This memorial plaque is affixed on the façade of the Palazzo Senatorio at the Capitoline Hill, which is the main seat of Rome's Mayor. In this way you can understand how the history is made of commemorative words and inscriptions, like in this case. Let's analyze better what happened almost two centuries ago, when Rome became officialy the capitol of Italy.
In fact this marble plaque remembers an event that changed the political and social balance of this millenary city: the annexation, or better the plebiscite, of Rome in the newborn Kingdom of Italy. It was the October 2nd, a sunday, of the 1870, a short time after the Breach of Porta Pia, which was the military conquest of Rome.

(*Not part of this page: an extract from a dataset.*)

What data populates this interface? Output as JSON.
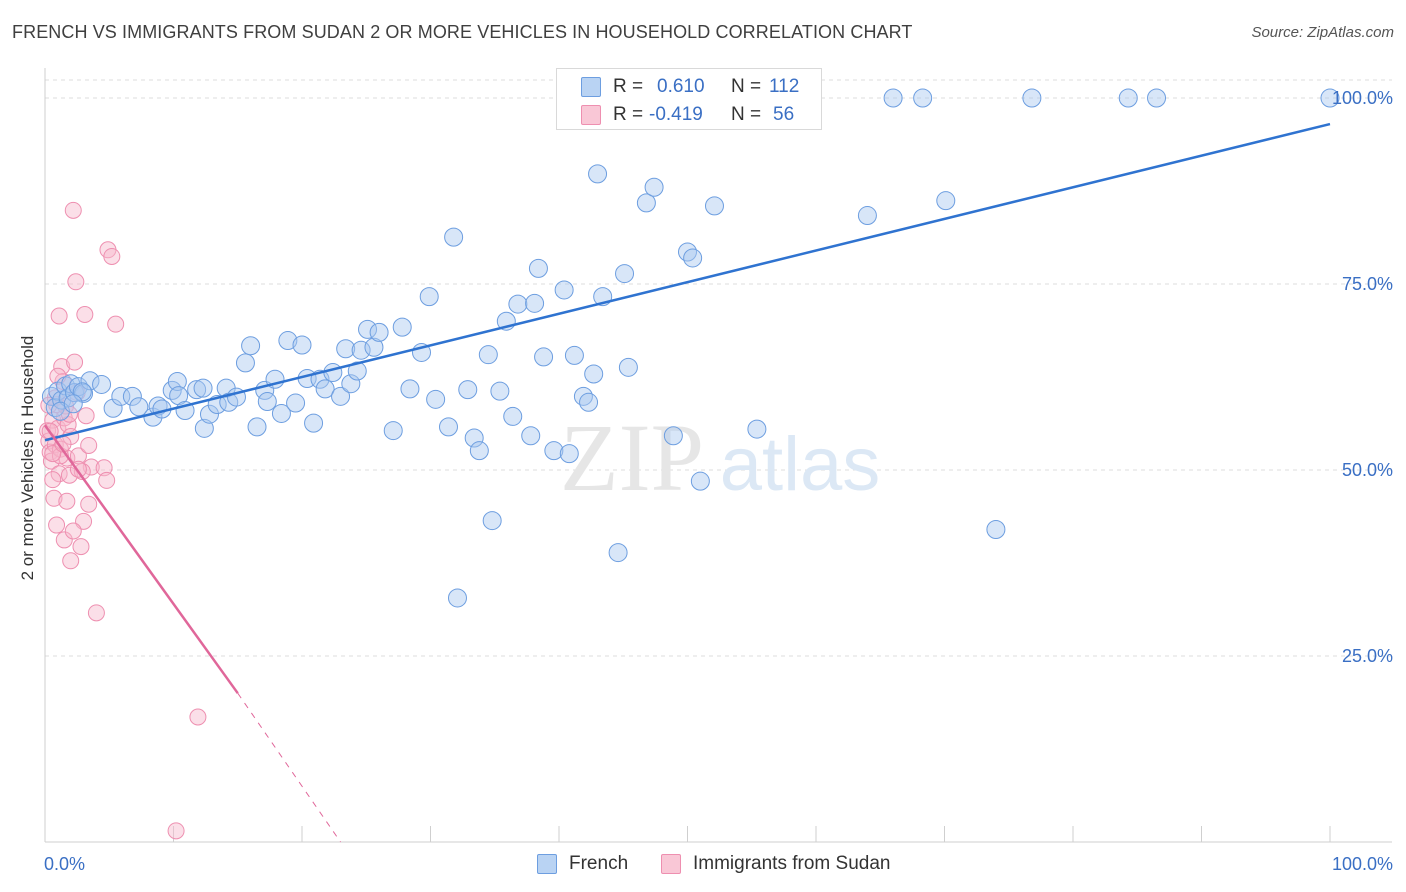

The Italian Government proclaimed its intention to allow citizens, as well as done with the other Italian regions and towns, to choose a side. The choice was easy: be an official citizen of the new kingdom or be a subject of the pope (who had that time was ruling in a political way Rome)?. And the formula that was chosen, the one that appeared on the cards used to vote, was:"We want to be united to the Kingdom of Italy, under the constitutional monarchy of King Vittorio Emanuele II and his successors". Yes or no?
Moreover it's time to tell you how the pontiff, who immediately proclaimed himself a war prisoner, he made numerous appeals to the abstention, advised the catholics that it was better to refuse to vote, in order to don't enjoy the political life of this kingdom (and of course avoiding to loose subjects). At the beginning the pope of that year, Pius IX, tried to stop the vote at the Rione Borgo, the small neighborhood around the Vatican area. a decision that was revoked pretty soon. We have not to forget how Pius IX was not very popular in Rome, because some years before, due to political troubles, he first lost his throne before to take it again with bombs and war (click here to learn more about this important episode for the history of Rome).
However, despite of all the attempts of the pope, the result of the votation was very clear: the 98,89% was for the yes, l’1,11% for no. A total of 40.785 romans voted for the annexation, compared to only 46 people who voted for no. So it is an example how sometimes a referendum could really change a lot. A simple vote changed and completely altered the face and the history of Rome, which became officialy a city ruled by an ordinary king, not by a man as a Pope who was the political but also the religious leader. We have to imagine how for centuries Rome was simply a theocracy. The new status quo remained more or less unaltered until the end of the World War II, when, with another referendum, the whole of Italy decided to abandon the Monarchy in favour of a Republic.